In the last decade, the United States has seen a massive increase in prescription drug usage and abuse, the cause of which can be traced to irresponsible advertising and lobbying by pharmaceutical companies, collectively known as Big Pharma. Big Pharma includes some of the largest corporations in America, and is the largest lobbying group.

They spend billions of dollars a year on advertising directly to consumers (“ask your doctor if ____ is right for you”) and have made their pills household names. In fact, recent research indicates Big Pharma spends more on advertising than actually researching and developing ways to help sick people… almost twice as much.

The result of this advertising has a covert but significant effect on society. Names like “Xanax” and “Adderall” roll off our tongues as if we’re talking about “Tylenol.” Last year, 211 million opioid prescriptions were written… that’s enough to keep every adult in America medicated and pain free year around. According to a new report from the CDC, the rate of kids aged 15-19 dying of “poisoning” has nearly doubled, almost entirely due to increases in prescription drug overdoses.

An array of new maladies sickening Americans has appeared… restless leg syndrome? Low testosterone disorder? Erectile Dysfunction? Note that these conditions are only rising to prevalence in the United States. Around the rest of the world, these disorders are known as “aging.” Pharmaceutical advertising is creating a culture of diagnosis in the United States. A dangerous love affair with prescription pills is shifting the focus of the healthcare system from curing and treating to drugging and numbing.

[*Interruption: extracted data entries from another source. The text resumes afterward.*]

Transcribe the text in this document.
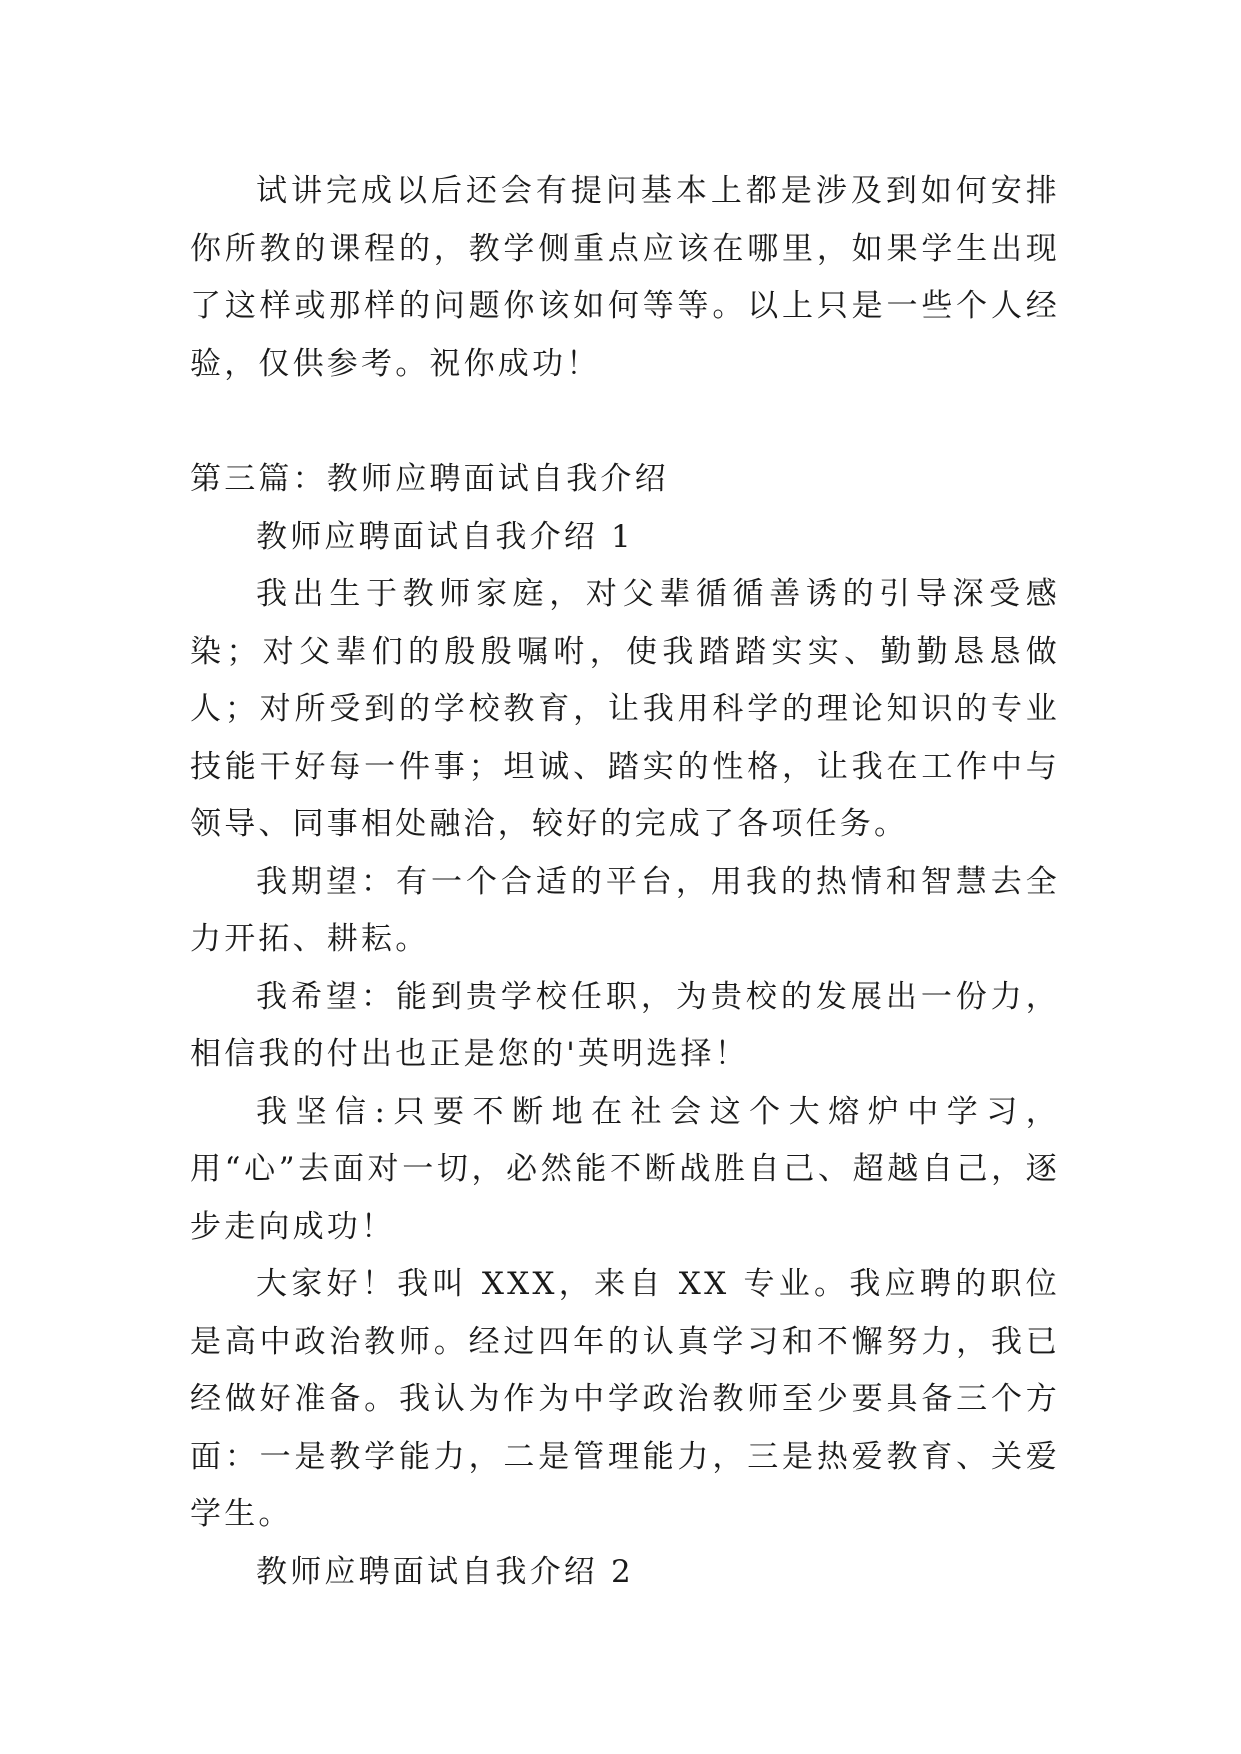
试讲完成以后还会有提问基本上都是涉及到如何安排你所教的课程的，教学侧重点应该在哪里，如果学生出现了这样或那样的问题你该如何等等。以上只是一些个人经验，仅供参考。祝你成功！

第三篇：教师应聘面试自我介绍

教师应聘面试自我介绍 1

我出生于教师家庭，对父辈循循善诱的引导深受感染；对父辈们的殷殷嘱咐，使我踏踏实实、勤勤恳恳做人；对所受到的学校教育，让我用科学的理论知识的专业技能干好每一件事；坦诚、踏实的性格，让我在工作中与领导、同事相处融洽，较好的完成了各项任务。

我期望：有一个合适的平台，用我的热情和智慧去全力开拓、耕耘。

我希望：能到贵学校任职，为贵校的发展出一份力，相信我的付出也正是您的'英明选择！

我坚信:只要不断地在社会这个大熔炉中学习，用“心”去面对一切，必然能不断战胜自己、超越自己，逐步走向成功！

大家好！我叫 XXX，来自 XX 专业。我应聘的职位是高中政治教师。经过四年的认真学习和不懈努力，我已经做好准备。我认为作为中学政治教师至少要具备三个方面：一是教学能力，二是管理能力，三是热爱教育、关爱学生。

教师应聘面试自我介绍 2
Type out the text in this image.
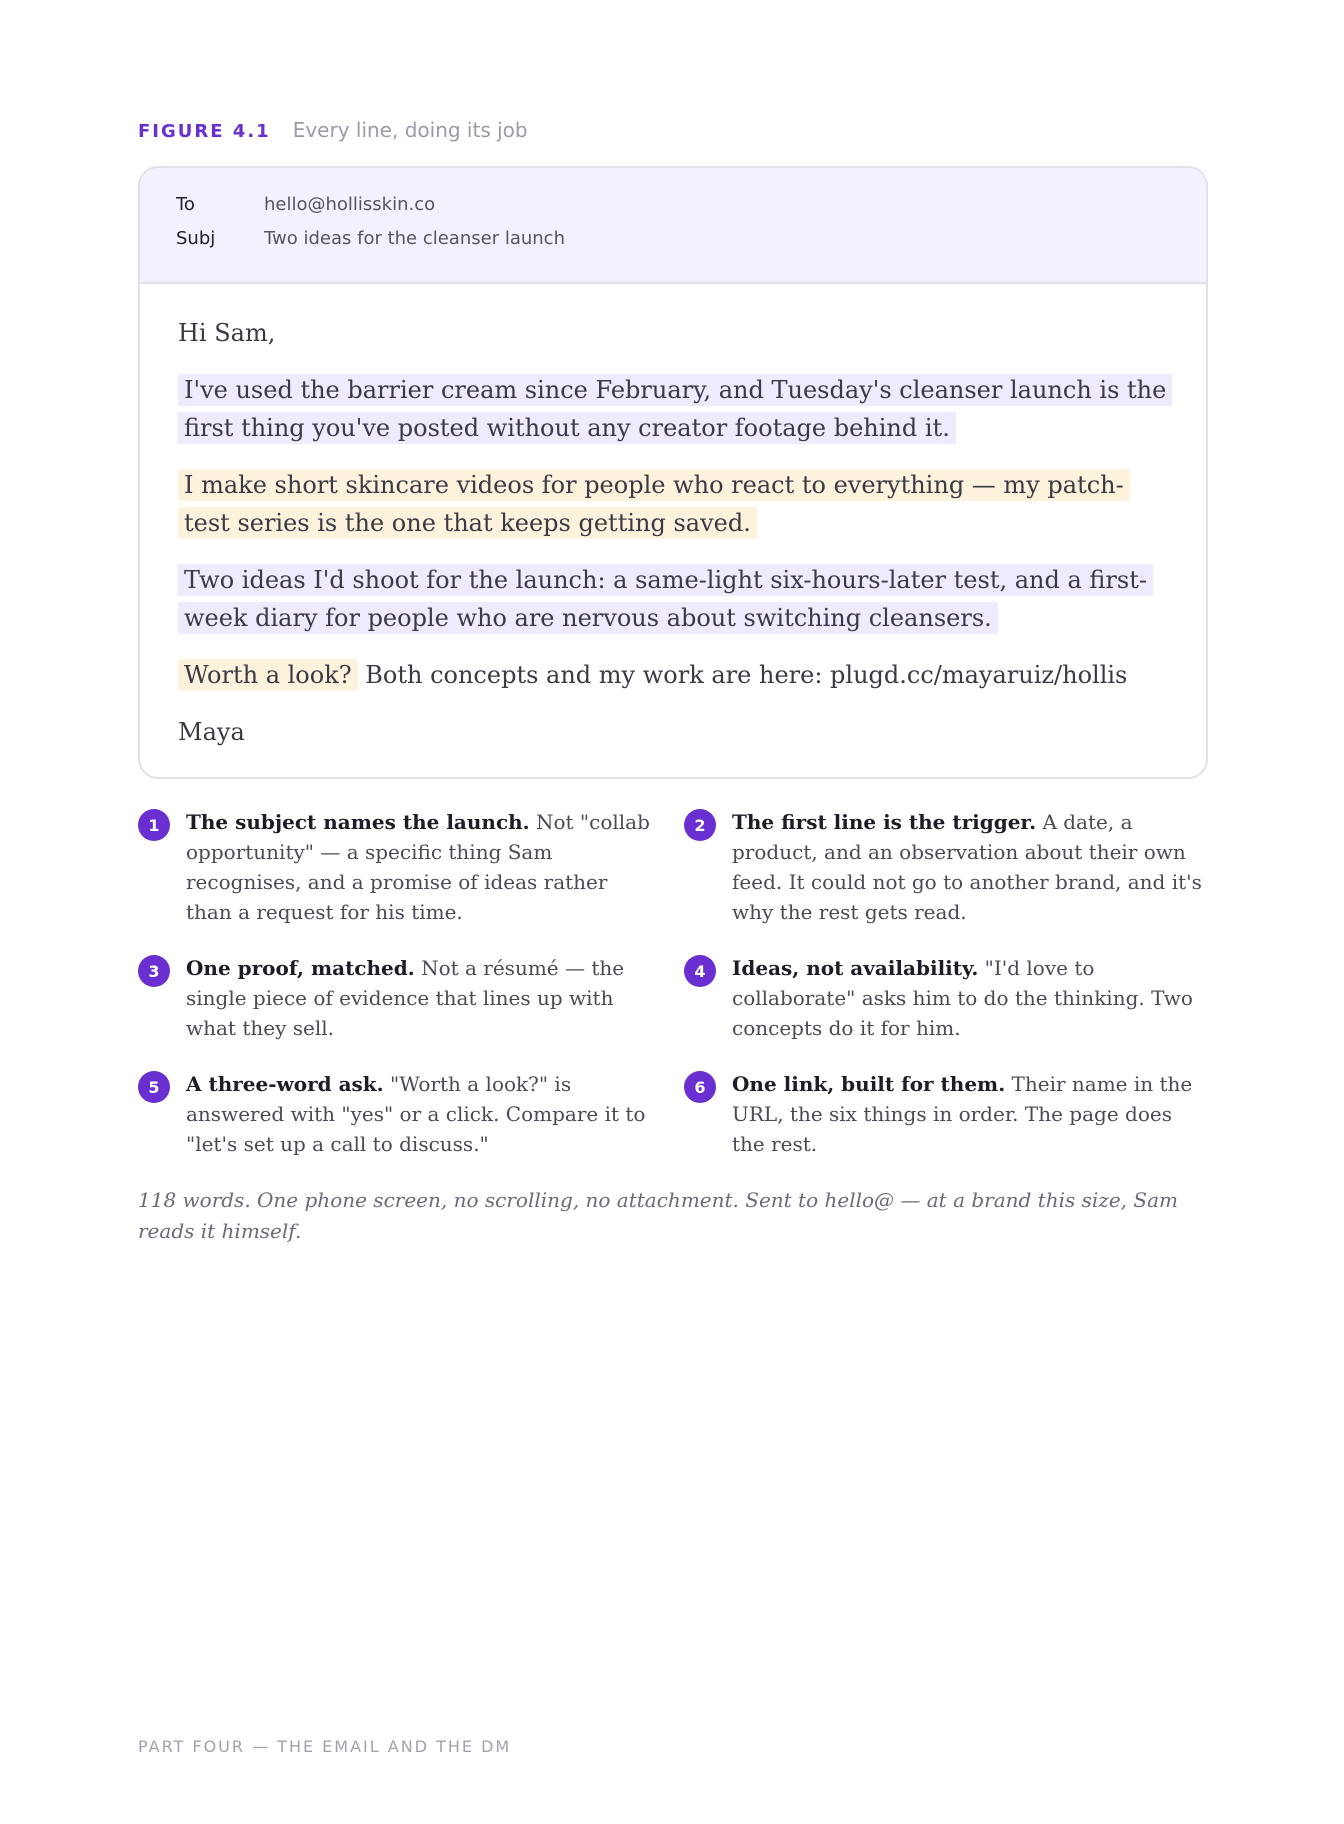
FIGURE 4.1 Every line, doing its job
To	hello@hollisskin.co
Subj	Two ideas for the cleanser launch

Hi Sam,

I've used the barrier cream since February, and Tuesday's cleanser launch is the first thing you've posted without any creator footage behind it.

I make short skincare videos for people who react to everything — my patch-test series is the one that keeps getting saved.

Two ideas I'd shoot for the launch: a same-light six-hours-later test, and a first-week diary for people who are nervous about switching cleansers.

Worth a look? Both concepts and my work are here: plugd.cc/mayaruiz/hollis

Maya

1	The subject names the launch. Not "collab opportunity" — a specific thing Sam recognises, and a promise of ideas rather than a request for his time.
2	The first line is the trigger. A date, a product, and an observation about their own feed. It could not go to another brand, and it's why the rest gets read.
3	One proof, matched. Not a résumé — the single piece of evidence that lines up with what they sell.
4	Ideas, not availability. "I'd love to collaborate" asks him to do the thinking. Two concepts do it for him.
5	A three-word ask. "Worth a look?" is answered with "yes" or a click. Compare it to "let's set up a call to discuss."
6	One link, built for them. Their name in the URL, the six things in order. The page does the rest.

118 words. One phone screen, no scrolling, no attachment. Sent to hello@ — at a brand this size, Sam reads it himself.

PART FOUR — THE EMAIL AND THE DM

The United States is among only one other nation (New Zealand) that allows direct-to-consumer advertising by pharmaceutical companies. Big Pharma spent $60 billion in 2011 on marketing. $14 billion of that was spent marketing to the 60,000 doctors who can write prescriptions (roughly $23,000 per doctor). $4 billion was spent on direct-to-consumer adverts, a tactic so profitable for Big Pharma that for every dollar spent, there was an average return of $4.20.

The Supreme Court ruled in 2010 that corporations have the right to free speech, but it seems that nearly every other country in the world has realized something that the United States has not. By allowing drug companies to advertise freely to the public, and to be the largest lobbying group in the country, the American healthcare system has become focused on quick fixes and quick dollars.

The American outlook on health searches for speedy solutions: a pill to pop to lose weight, to quell anxiety, to be rid of depression. As a result, the system bends to generate profit and benefit corporations before focusing on good health. However, in this criticism of corporate health culture, it is important not to criticize many of the medications themselves. This is not a dismissal of anti-depressants, anti-anxiety meds, or ADD and ADHD treatments, but rather an expression of concern about the way they are sold. It is time to catch up with the rest of the world, ban direct-to-consumer pharmaceutical advertising, and reel in pharmaceutical lobbying in order to refocus our healthcare on health.